Неудивительно тогда, что его легко выследили. Странно другое. Почему он решился?
– Вы сказали, казначей долго печалился? И в день смерти тоже?
– Нет, – подумав, ответил стражник. – Последний месяц вроде отошел от обиды. Пожалуй, даже повеселел.
Значит, что-то произошло. Что-то изменившее его жизнь.
– Нужно опросить всех, кто его знал. И особенно тех, кто видел его перед смертью. Справитесь?
Стражник кивнул.
– И не торопитесь с захоронением. Возможно, его тело еще понадобится.

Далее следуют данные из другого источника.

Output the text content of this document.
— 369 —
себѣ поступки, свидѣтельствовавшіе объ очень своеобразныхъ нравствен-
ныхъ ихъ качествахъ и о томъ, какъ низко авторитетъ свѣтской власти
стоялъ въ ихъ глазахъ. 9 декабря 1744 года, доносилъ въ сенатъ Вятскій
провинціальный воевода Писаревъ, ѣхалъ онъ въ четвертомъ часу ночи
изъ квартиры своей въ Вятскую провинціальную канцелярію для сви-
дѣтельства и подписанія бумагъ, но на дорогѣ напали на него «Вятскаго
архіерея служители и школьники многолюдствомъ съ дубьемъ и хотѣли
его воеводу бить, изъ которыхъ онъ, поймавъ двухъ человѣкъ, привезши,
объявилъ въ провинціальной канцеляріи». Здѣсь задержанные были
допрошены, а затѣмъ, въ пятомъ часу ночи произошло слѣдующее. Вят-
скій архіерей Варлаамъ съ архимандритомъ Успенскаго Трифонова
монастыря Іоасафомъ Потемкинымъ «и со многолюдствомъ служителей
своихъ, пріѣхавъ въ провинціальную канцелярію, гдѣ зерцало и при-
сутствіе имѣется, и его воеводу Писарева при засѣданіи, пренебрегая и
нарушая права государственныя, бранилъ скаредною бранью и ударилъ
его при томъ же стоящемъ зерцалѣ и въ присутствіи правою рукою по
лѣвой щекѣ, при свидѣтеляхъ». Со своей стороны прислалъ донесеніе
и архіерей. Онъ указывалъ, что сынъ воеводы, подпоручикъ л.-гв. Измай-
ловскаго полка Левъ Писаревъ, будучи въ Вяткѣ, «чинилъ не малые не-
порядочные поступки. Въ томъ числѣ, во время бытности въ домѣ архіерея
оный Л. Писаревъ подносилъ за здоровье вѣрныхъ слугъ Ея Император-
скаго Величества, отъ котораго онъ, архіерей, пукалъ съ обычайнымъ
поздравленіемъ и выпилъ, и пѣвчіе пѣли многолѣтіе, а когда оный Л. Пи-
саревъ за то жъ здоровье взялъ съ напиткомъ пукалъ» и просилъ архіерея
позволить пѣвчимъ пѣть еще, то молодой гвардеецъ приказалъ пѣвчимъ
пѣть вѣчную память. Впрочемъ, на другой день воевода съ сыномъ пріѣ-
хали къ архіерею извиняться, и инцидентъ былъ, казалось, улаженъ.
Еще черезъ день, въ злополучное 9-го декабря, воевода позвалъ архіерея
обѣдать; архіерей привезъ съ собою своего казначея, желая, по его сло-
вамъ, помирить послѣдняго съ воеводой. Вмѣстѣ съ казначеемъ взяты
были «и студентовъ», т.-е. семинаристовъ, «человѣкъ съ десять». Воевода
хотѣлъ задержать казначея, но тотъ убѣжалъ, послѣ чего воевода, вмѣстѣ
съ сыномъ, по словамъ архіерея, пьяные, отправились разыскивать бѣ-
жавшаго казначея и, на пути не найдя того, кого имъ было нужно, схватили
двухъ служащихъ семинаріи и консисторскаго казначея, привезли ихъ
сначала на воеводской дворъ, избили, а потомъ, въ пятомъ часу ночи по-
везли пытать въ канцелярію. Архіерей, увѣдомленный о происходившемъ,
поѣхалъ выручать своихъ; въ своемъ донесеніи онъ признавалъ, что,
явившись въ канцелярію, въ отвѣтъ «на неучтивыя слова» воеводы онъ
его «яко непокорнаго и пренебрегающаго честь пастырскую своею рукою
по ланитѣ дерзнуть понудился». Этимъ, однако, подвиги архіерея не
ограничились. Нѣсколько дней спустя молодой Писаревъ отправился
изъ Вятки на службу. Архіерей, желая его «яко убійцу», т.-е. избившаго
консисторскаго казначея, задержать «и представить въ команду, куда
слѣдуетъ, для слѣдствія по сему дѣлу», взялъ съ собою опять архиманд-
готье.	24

– Как скажете, – согласился старшина Сепп, поправляя одежду умершего и ледяную крошку, а я вернулся на свежий воздух и только там почувствовал, что могу сделать глубокий вдох.
– Ну как, все выяснил?
– Многое. Кроме одного: что все-таки убило этого несчастного.
Лус пожала плечами:
– Нет ран? Сам умер. Голову напекло, к примеру. Он ведь был уже немолод?
– Да, из юношеского возраста вышел давно. И ран нет. Зато есть другие следы. И я таких точно никогда не видел.
Девичьи глаза сверкнули алым:
– Что за следы? Может, мне знакомы?
– Сходи посмотри, пока племянник все не упаковал обратно.
– Нет уж, – скривилась Лус. – Не люблю покойников. Лучше тебя послушаю.
Я не очень-то верил, что демон может мне помочь, но покорно описал увиденное:
– С ладонями трудно что-то сказать: один сплошной синяк, только есть участки чуть темнее прочих. Словно отметины от какой-то штуки. А вот на груди видно четко. Три темных пятнышка, а между ними кожа белесая, словно от ожога.
– Три пятнышка? – задумчиво переспросил демон.
– Да, и если провести между ними линии, получится треугольник. Небольшой, его можно легко накрыть ладонью. Видел что-нибудь подобное?